1776-12-04, de Voltaire [François Marie Arouet] à François Jean de Beauvoir, marquis de Chastellux.

J'ai toujours dit, monsieur, qu'il y a de vrais Français parmi les Welches.
Ce sont ces Français-là qui ont mis leur bonheur à lire la félicité publique. Cet ouvrage deviendra le catéchisme de toute la jeunesse de France, qui voudra s'instruire à bien penser et à bien parler. Ce que cet ouvrage, surtout, a d'utile, c'est qu'on y apprend à connaître le gouvernement et le vrai génie des peuplesde l'antiquité, qui valent la peine d'être connus. Rollin ne peut servir qu'à former un petit janséniste, enthousiaste, ignorant, et phrasier. Le livre de la félicité publique peut former un homme d'état.

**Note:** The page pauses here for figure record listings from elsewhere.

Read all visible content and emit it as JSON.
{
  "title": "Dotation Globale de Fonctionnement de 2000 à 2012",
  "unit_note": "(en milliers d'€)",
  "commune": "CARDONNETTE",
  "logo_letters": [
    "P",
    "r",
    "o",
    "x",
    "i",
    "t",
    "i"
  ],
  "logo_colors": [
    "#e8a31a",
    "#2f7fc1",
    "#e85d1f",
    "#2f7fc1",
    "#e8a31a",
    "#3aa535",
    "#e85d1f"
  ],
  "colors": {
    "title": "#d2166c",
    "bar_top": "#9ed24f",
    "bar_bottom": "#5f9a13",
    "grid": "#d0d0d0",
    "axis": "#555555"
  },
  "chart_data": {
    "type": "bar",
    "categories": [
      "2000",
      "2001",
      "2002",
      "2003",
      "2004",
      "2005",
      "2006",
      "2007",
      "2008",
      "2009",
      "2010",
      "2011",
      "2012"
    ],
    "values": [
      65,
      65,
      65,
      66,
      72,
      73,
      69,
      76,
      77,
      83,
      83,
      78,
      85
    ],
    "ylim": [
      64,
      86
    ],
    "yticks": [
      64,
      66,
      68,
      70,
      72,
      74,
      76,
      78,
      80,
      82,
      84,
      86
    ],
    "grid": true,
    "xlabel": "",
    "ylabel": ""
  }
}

Je ne savais pas, monsieur, qu'on imprimât un supplément à la grande Encyclopédie, et je vois avec douleur que ce supplément est soumis à la révision de quelques cuistres de la littérature qui ne seraient pas reçus dans les antichambres de la bonne compagnie de Paris. Faut il qu'il y ait toujours en France un mélange si bizarre de ce qu'il y a de meilleur au monde, et de plus méprisable?

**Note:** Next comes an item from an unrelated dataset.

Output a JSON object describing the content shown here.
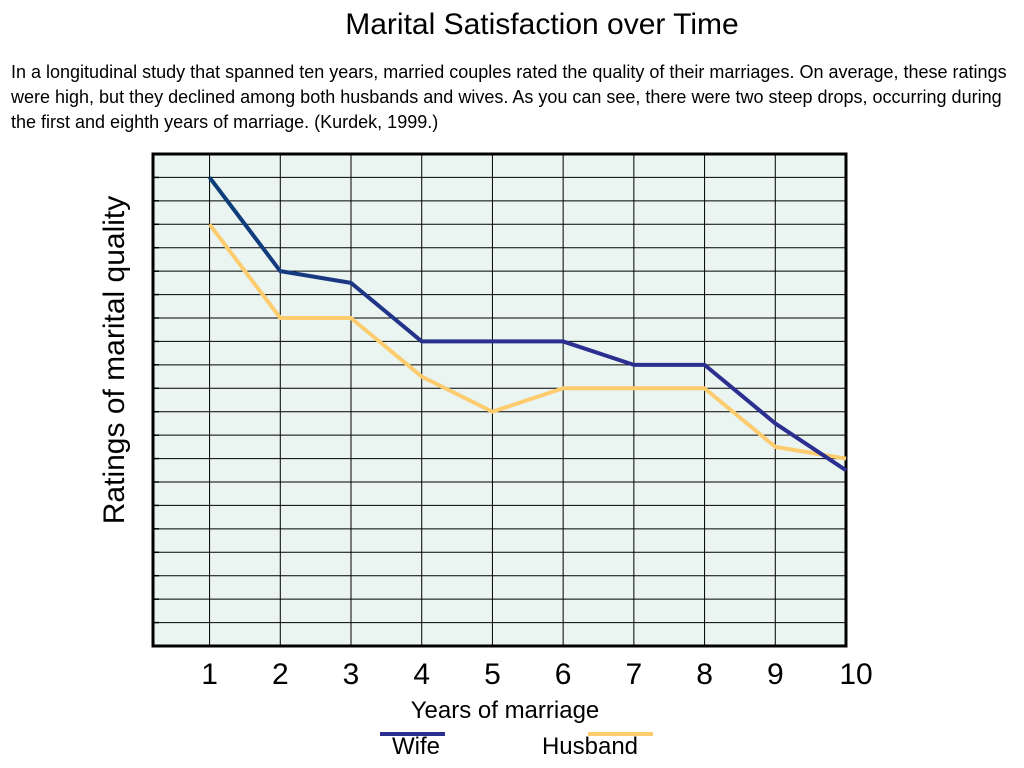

Ce qu'on appelle le jansénisme serait une inondation de barbares, si on le laissait faire. C'est une faction d'énergumènes atroces, encouragés par le prétexte, toujours subsistant, de soutenir les droits de la nation contre les anciennes usurpations de Rome, et qui dans le fond voudrait faire brûler le sens commun en place de Grève.

Les presbytériens d'Angleterre, et les anabaptistes de Munster, n'ont jamais été si dangereux que ces marauds là. Ils sont, et ils seront toujours soutenus par quelques pédants en robe qui ne peuvent avoir un reste de crédit qu'en armant continuellement le fanatisme contre la raison.

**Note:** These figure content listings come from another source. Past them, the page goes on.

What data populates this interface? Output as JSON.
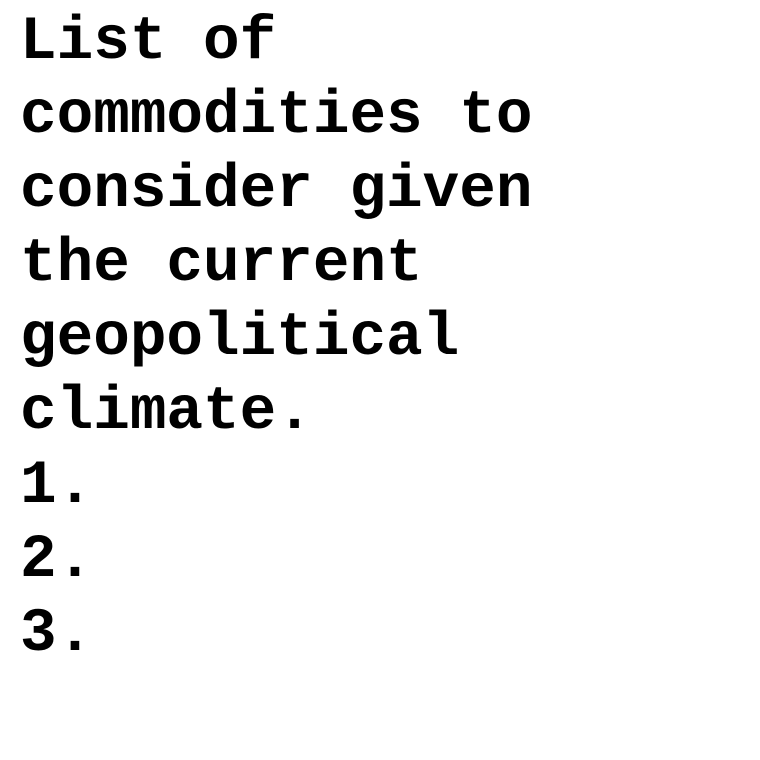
{
  "document": {
    "text_lines": [
      "List of",
      "commodities to",
      "consider given",
      "the current",
      "geopolitical",
      "climate.",
      "1.",
      "2.",
      "3."
    ]
  }
}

Rien ne peut mieux soutenir cette pauvre raison, qu'un homme de votre nom et de votre génie. Les jansénistes ont trouvé dans le siècle passé, des hommes de considération qui les ont protégés uniquement pour avoir le plaisir d'être chefs de parti: le temps d'une ambition plus noble est venu. Vous êtes appelé à un beau ministère: celui de rendre sages et heureux les gens qui seront dignes d'être l'un et l'autre.

Continuez, combattez à la tête d'une troupe invincible que le fanatisme peut faire taire quelquefois, mais qu'il ne peut empêcher de penser. Comptez moi, je vous en prie, monsieur, parmi les penseurs qui vous sont attachés avec le plus d'estime, de respect et d'amitié.